KH: Right, there won't be any e-books of my book, only because I feel that looking through this book is such an experience, you know? You really need to be able to look at the images on the page and turn the page. The way we designed the whole book was so that it would flow naturally from cover-to-cover. Books are great. [Crowd cheers] I'm a big book fan, I buy lots of books. But I still buy e-books, too. It was really important for me that the book be a tactile experience that you can feel with the five senses and see with your eyes rather than doing it through a screen. It was important to me to look at the book at the format that it's in ... The size of this book really gave the posters, and actually all the images, a lot of visual breathing space. I believe you can't really get that when it's on an e-book. It's totally old school, completely old school.
TS: You can tell when looking at it that you and the people at Abrams Publishing didn't cut corners. It's not like you made a pamphlet ... You gave it all you had.
KH: Oh yeah, I put my heart and soul into this. I thought I could knock it out in like three or four months, but I was wrong. It was like three or four years.
TS: He thinks that about everything, just wanted to let you know that. [Crowd laughs]
KH: [Laughs] I put as much effort and time into it as I would a Metallica album. I poured over every single letter, layout and image, just everything to make sure it was the best that it could possibly be. I'm really satisfied with the way it came out, and I should be satisfied because I worked on it every single day for the last six months! I will say, I made my deadline with 12 hours to spare. [Crowd cheers]
TS: I'm really partial to people in Metallica Fan Club t-shirts, so does anyone have a question for Mr. Hammett?
Fan: I was curious what drew you to the horror genre as you were a kid?
KH: I just gravitated to it naturally, you know? I've always had this feeling inside of me, this weird outside feeling, I've always felt like a bit of an outcast. Watching horror movies, you know, the monsters or the villains or the mad doctors, basically just the disenfranchised characters in all these movies, those were the characters I related to. Even when I watch Star Wars, I relate more to Darth Vader than I do with Luke Skywalker. It was that feeling of being an outsider that made me relate to the outsider-faction of these movies. When I watch horror movies or monster movies or whatever, it's very comforting to me.
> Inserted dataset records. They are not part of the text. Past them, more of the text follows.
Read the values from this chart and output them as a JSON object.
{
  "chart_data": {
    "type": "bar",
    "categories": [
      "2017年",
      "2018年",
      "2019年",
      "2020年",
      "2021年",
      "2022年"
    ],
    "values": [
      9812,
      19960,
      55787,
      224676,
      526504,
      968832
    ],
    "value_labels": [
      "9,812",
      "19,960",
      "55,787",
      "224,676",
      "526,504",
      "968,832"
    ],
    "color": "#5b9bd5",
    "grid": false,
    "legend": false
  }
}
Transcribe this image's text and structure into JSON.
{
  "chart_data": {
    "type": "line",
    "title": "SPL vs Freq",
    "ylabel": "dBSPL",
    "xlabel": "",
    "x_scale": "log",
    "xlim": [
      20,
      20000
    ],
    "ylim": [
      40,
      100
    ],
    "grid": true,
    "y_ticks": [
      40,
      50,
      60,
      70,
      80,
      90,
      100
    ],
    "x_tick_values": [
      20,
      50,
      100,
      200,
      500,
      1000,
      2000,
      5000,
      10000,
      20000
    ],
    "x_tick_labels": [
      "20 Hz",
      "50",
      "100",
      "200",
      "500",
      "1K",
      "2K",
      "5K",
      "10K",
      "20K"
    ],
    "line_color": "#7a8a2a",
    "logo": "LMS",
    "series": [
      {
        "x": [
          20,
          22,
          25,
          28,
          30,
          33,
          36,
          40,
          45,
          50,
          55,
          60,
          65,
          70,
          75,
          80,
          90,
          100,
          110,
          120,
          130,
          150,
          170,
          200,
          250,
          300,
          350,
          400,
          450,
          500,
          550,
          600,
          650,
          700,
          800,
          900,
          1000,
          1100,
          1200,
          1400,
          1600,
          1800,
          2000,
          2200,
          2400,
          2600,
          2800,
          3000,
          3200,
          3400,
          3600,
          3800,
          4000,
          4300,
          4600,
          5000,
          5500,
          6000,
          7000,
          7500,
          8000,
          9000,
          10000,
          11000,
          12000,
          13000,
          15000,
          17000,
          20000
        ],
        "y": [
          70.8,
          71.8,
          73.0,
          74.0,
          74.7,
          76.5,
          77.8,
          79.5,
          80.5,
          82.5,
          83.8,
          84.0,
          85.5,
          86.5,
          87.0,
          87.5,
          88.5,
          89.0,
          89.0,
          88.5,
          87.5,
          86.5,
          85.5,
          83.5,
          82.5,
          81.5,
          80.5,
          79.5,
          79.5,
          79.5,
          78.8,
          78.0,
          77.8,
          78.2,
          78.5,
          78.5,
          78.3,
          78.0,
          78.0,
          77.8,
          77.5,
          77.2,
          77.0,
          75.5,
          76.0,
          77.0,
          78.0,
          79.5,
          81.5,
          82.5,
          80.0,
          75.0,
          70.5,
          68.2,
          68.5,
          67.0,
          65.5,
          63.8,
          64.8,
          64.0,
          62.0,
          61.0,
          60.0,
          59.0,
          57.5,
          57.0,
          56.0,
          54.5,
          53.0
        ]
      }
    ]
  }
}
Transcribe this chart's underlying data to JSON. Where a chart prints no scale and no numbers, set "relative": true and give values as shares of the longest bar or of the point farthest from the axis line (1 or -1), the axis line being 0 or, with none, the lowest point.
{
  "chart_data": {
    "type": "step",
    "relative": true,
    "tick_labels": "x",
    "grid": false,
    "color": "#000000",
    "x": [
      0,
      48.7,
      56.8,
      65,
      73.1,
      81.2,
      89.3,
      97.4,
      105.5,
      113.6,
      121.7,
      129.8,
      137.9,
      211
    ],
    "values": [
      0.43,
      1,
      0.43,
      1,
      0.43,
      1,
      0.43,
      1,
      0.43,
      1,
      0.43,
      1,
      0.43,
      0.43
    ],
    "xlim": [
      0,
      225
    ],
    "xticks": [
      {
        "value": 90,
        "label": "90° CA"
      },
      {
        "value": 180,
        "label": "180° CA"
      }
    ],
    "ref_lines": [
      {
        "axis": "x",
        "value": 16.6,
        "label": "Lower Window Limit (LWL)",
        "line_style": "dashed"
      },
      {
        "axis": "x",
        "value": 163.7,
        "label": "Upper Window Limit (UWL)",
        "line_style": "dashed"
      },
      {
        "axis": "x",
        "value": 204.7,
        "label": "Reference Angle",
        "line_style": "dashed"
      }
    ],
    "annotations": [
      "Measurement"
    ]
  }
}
I know that's weird to say, but it just is.
Fan: Out of everything you have, as great as it all is, is there one thing that still alludes you and your collection?
KH: I've been looking for this one movie poster for a while. It's from a movie called 'Murders in the Rue Morgue' from 1932 that starred Bela Lugosi. It's a beautiful movie poster and there's only one known to exist and it's down in L.A. as part of a collection, and that collection isn't going anywhere. So, you know, I've been putting my feelers out there for the last 10, 12, 15 years to find one, and I can't find one anywhere. So if anyone here has one in their back pocket, let's talk later!
Fan: Is there anything in your collection that inspired you to write something for Metallica?
KH: All this stuff is very inspiring to me. For years and years and years now, I've just sat in my movie poster room, a room that is full of movie posters and a couch. A lot of times I'll sit there with a guitar and an amp and just riff out and look at this stuff. This stuff is very comforting to me and very inspiring. I guess you could say it's like a muse to me. I spend a lot of time in there just riffing away and looking at these beautiful posters. It puts me in a place where I can just clear my mind.
Fan: I know you like the classics, but do you like to keep up with modern horror movies?
KH: Absolutely. A few movies that I've seen recently that I've really liked are 'Trollhunter' and another movie that came out last year called 'Insidious.' When I watched that, I had goosebumps the whole time. I was just on edge. These days, the horror movie genre is strong and there are a lot of great movies that are coming out. I love 'Walking Dead,' I love 'True Blood.' I think those are great TV shows. I'm very, very psyched on where the genre is going right now.